The Difficulties of Dating Gower's Works
Given Gower's explicit references to historical events such as the papal schism, the Great Revolt of 1381 and the deposition of Richard II, historians and literary scholars have inevitably sought to relate his poetry to the religious, social and political conflicts and controversies of his day. Yet, a major difficulty in adopting this historical approach to Gower's works is the uncertainty which persists about the chronology of their composition. Some of Gower's poems can be dated with precision. For instance, his Carmen Super Multiplici Viciorum Pestilencia, which sets out the ‘manifold plague of vices’, including heresy, pride, lust, perjury and greed, from which England was supposedly suffering, explicitly states that it was written in the twentieth year of Richard II's reign, i.e. 1396–97 (pr. 8; ll. 312–3). Similarly, in alternative versions of Quicquid Homo Scribat (In Fine) in which Gower takes leave of writing in old age, he refers to himself as having gone blind in the first or second year of Henry IV's reign (ll. 1–8), i.e. in 1399–1400 or 1400–01, with the work presumably dating shortly after this date.

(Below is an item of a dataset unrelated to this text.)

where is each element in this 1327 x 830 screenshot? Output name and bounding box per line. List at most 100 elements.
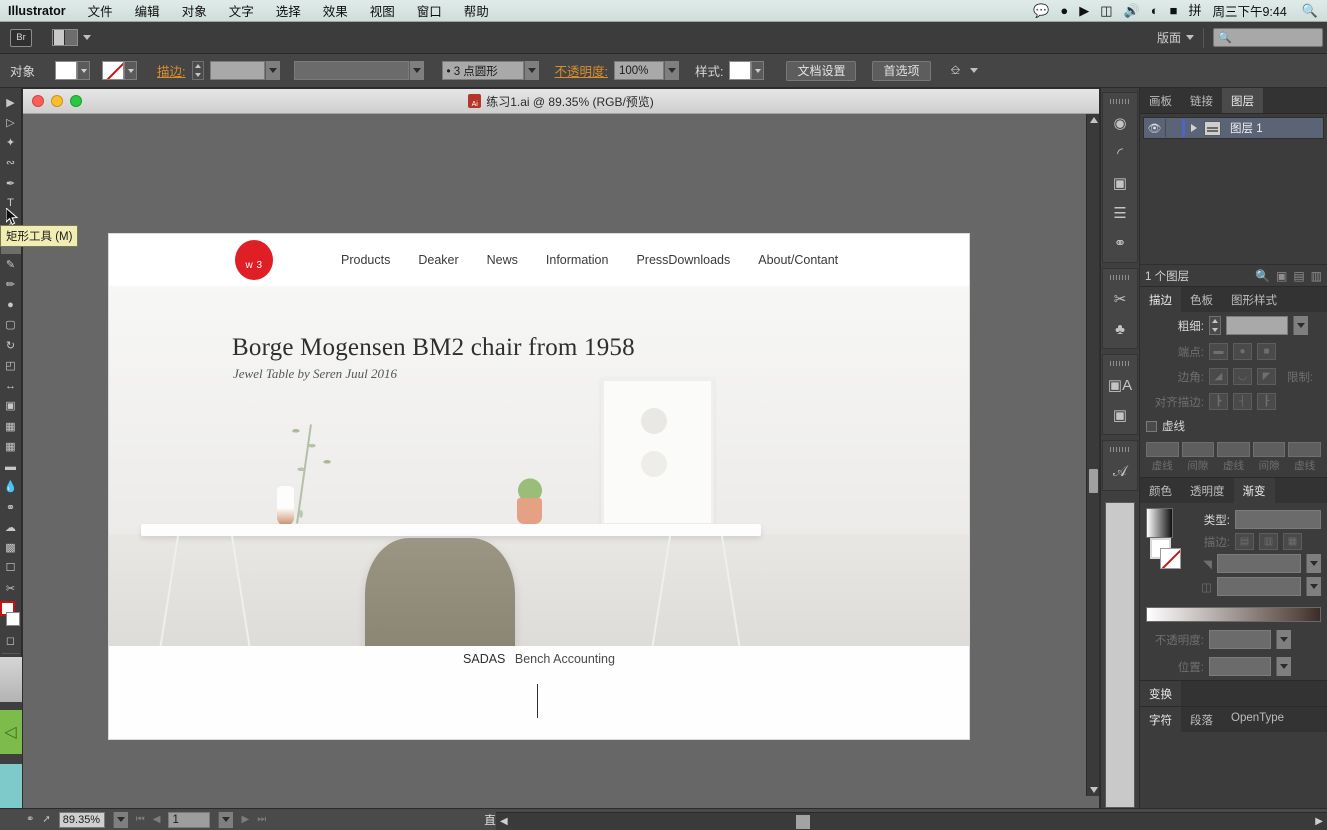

However, if a marginal note in a manuscript of Presul Ouile Regis is to be believed, this poem's account of the misfortunes striking the kingdom can be linked to the great comet visible across Europe in 1402 which was widely interpreted as an omen of disaster. As Yeager points out, Gower's blindness does not, despite the poet's claims to the contrary, seem to have stopped him from writing and his complaints may have been a ‘conscious pose for literary purposes’ rather than an accurate reflection of his ability to work
Other works by Gower offer a less specific indication of their date of composition, as in the prose headings to three of the four manuscripts of O Deus Immense which claim that the poem's warnings about the need for kings to take good counsel, obey the law and win the love of his subjects (ll. 7, 9–18, 58, 65–6) were written whilst Richard II was still alive. Sometimes, biographical details in the poems can help with their dating, assuming, of course, that the first-person voice within the text can be equated with that of Gower himself.